Le contexte est désormais bien connu : le boom de l'intelligence artificielle entraîne une construction effrénée de centres de données toujours plus vastes et puissants.
Cependant, cette expansion se heurte à un mur physique : la capacité des réseaux électriques traditionnels à fournir une énergie suffisante.
Selon les analystes du cabinet d'études Gartner, les services publics ne peuvent tout simplement pas suivre le rythme effréné de cette nouvelle demande, créant un décalage dangereux entre les besoins des infrastructures numériques et la réalité de la production électrique.
Une consommation électrique qui s'emballe
Les chiffres publiés par Gartner sont sans appel. La demande en électricité des infrastructures numériques devrait augmenter de 16 % dès 2025 pour littéralement doubler d'ici 2030, passant de 448 térawattheures (TWh) à 980 TWh.
La cause principale de cette inflation est clairement identifiée : les serveurs optimisés pour l'IA, dont la consommation propre devrait être multipliée par cinq sur la même période. Ils représenteront 44 % de l'usage électrique total des centres de données en 2030, contre 21 % en 2025.
Géographiquement, les États-Unis et la Chine mèneront cette course, concentrant plus des deux tiers de la demande électrique. La part des data centers dans la consommation régionale américaine devrait ainsi bondir de 4 % à 7,8 % entre 2025 et 2030, tandis que l'Europe verra sa part passer de 2,7 % à 5 %.
La Chine semble toutefois mieux positionnée, grâce à une meilleure planification des infrastructures et à des serveurs plus efficients énergétiquement.
L'autonomie énergétique comme seule issue ?
Face à l'incapacité du réseau à suivre, les opérateurs n'auront d'autre choix que de générer leur propre électricité. Gartner prédit que d'ici 2028, seulement 40 % des nouvelles installations dépendront exclusivement du réseau électrique public.
Cette nouvelle réalité oblige les clients des services cloud et d'hébergement à faire preuve d'une vigilance accrue. Il leur est désormais conseillé d'exiger des opérateurs une transparence totale sur leurs stratégies d'alimentation et l'impact de celles-ci sur la tarification finale.
Cette transition vers l'autoproduction ne se fera pas sans heurts financiers. Les opérateurs de centres de données agiront comme des pionniers, adoptant des technologies naissantes dont les coûts initiaux seront particulièrement élevés.

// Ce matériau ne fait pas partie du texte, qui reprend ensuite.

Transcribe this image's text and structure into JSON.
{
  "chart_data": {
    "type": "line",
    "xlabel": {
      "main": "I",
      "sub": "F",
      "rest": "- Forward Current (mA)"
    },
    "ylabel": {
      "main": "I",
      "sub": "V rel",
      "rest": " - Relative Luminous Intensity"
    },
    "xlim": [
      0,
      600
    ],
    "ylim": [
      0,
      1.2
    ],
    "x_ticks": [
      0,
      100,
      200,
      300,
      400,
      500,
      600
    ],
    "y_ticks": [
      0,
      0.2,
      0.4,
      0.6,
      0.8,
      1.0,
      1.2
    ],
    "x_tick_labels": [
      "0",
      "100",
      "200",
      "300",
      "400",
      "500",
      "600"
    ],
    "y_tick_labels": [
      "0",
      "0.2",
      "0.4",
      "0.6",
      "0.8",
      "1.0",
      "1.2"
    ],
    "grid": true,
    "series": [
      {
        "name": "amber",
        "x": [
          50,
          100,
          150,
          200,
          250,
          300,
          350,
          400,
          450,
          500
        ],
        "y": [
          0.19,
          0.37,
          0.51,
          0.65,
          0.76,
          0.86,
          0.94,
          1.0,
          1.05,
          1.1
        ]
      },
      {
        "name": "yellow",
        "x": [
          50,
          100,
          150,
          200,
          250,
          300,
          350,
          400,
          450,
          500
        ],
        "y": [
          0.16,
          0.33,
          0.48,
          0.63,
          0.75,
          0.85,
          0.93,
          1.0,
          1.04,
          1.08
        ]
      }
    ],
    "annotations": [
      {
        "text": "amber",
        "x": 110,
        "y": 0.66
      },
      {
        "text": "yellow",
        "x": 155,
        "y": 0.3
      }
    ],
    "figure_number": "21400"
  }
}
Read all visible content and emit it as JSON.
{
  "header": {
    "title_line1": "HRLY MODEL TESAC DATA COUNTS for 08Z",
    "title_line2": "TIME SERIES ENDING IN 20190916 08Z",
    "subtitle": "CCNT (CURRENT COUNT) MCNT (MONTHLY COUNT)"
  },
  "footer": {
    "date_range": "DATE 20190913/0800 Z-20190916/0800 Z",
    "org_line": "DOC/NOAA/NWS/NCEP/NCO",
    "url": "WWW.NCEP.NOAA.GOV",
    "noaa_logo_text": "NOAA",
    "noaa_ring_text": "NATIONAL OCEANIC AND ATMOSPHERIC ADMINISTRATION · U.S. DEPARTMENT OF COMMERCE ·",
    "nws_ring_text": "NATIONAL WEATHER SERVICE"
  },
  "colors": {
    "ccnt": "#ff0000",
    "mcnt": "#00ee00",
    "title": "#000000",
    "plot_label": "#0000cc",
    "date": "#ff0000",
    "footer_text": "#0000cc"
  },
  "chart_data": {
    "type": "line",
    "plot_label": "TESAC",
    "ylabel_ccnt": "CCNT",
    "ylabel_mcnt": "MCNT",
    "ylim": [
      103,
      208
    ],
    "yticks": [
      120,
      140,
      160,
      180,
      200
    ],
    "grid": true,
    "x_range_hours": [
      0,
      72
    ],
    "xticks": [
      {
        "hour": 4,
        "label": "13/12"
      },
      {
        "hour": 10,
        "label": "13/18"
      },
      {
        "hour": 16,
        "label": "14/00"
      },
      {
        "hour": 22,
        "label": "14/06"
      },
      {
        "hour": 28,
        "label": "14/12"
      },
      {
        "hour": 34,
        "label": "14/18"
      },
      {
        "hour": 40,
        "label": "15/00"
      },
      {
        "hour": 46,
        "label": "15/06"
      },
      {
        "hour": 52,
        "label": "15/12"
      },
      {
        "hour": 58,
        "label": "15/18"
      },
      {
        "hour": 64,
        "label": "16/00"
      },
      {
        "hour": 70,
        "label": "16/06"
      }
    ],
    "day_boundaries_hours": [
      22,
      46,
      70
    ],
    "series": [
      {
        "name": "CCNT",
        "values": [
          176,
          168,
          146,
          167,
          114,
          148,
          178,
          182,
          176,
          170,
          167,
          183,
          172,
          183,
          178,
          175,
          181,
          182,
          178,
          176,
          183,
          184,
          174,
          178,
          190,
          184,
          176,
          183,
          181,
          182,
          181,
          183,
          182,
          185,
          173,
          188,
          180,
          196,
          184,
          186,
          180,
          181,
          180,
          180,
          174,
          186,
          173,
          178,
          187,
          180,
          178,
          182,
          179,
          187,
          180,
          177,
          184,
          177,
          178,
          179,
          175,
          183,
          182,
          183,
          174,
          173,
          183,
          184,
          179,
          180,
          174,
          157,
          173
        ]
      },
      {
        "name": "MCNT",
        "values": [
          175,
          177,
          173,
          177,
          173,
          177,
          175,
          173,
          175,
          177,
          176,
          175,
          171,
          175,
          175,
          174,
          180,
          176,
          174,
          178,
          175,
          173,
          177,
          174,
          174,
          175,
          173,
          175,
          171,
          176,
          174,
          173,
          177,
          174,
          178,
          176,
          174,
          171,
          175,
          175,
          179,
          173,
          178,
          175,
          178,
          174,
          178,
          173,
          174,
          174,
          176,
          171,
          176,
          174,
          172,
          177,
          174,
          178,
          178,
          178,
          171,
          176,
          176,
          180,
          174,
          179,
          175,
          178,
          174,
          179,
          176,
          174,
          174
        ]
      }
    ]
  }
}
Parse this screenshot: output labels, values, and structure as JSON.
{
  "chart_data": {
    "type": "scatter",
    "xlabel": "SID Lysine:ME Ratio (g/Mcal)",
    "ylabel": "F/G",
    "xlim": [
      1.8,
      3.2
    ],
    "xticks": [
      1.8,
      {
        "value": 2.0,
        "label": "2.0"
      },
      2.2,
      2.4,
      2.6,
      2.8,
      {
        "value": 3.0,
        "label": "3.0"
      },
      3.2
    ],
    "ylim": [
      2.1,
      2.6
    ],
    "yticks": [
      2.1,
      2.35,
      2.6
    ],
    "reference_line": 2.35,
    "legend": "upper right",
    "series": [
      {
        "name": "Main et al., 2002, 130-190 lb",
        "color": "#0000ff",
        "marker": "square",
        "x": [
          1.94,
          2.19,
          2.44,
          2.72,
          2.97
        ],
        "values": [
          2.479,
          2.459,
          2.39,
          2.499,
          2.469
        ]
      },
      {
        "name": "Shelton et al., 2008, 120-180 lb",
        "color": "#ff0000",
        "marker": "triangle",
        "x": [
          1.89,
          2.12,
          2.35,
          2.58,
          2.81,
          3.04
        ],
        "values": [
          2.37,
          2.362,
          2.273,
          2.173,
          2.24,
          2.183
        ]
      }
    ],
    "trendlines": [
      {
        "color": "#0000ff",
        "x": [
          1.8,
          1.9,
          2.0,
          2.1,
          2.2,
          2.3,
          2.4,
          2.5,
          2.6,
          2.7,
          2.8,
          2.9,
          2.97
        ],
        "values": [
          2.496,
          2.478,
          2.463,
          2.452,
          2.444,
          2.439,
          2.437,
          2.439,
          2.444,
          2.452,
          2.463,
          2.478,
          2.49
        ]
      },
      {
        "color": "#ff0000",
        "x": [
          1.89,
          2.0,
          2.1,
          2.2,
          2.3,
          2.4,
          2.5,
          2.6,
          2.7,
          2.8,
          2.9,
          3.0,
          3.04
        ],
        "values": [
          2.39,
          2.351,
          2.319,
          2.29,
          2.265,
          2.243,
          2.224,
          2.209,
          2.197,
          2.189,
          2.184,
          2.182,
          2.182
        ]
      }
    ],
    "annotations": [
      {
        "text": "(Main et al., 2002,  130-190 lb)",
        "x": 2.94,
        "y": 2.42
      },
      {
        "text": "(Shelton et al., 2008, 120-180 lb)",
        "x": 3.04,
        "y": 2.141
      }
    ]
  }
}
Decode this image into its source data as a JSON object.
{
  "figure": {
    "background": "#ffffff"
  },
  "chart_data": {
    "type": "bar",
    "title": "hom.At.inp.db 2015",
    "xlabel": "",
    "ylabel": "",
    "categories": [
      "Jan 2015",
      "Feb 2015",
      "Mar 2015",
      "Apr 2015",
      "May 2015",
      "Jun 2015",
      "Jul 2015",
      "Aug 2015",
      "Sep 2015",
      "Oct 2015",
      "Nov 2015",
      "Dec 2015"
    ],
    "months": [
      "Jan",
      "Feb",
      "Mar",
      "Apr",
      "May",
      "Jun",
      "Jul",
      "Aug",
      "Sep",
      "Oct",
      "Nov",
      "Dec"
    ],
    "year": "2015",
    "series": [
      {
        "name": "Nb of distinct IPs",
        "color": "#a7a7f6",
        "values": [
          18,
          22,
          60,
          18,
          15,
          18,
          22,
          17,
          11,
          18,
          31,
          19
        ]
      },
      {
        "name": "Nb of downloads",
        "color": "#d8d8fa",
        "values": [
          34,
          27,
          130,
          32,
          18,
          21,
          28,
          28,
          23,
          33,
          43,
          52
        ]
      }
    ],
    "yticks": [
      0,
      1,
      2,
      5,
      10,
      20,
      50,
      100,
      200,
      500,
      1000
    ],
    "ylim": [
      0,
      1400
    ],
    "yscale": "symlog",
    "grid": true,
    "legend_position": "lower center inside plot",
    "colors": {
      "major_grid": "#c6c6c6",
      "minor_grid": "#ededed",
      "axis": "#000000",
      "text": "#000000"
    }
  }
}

Le réalisme économique veut que ces surcoûts soient inévitablement répercutés sur les clients, qu'il s'agisse des utilisateurs de services SaaS ou d'infrastructures IaaS. La disponibilité de l'énergie devient donc le principal facteur déterminant des prix.
Vers quelles nouvelles sources d'énergie ?
La dépendance actuelle aux énergies fossiles pour la production sur site n'est plus une option viable à long terme. Le regard se tourne donc vers des technologies propres émergentes qui pourraient devenir des alternatives crédibles d'ici la fin de la décennie.
Parmi les candidats les plus sérieux, on retrouve l'hydrogène vert, la géothermie et surtout les petits réacteurs modulaires (SMR). Certains géants, comme Microsoft, explorent même déjà des pistes plus futuristes comme l'énergie issue de la fusion nucléaire.
Gartner anticipe que d'ici 2036, un peu moins de la moitié des nouveaux centres de données s'appuieront sur des technologies propres qui ne sont pas encore commercialement disponibles aujourd'hui.
En attendant, le gaz naturel restera une solution de transition, complétée par des systèmes de stockage par batterie pour pallier l'intermittence du solaire et de l'éolien.
Ce sont donc les premiers utilisateurs de ces centres de données de nouvelle génération qui devront soutenir les coûts nécessaires pour essuyer les plâtres de cette transformation énergétique majeure.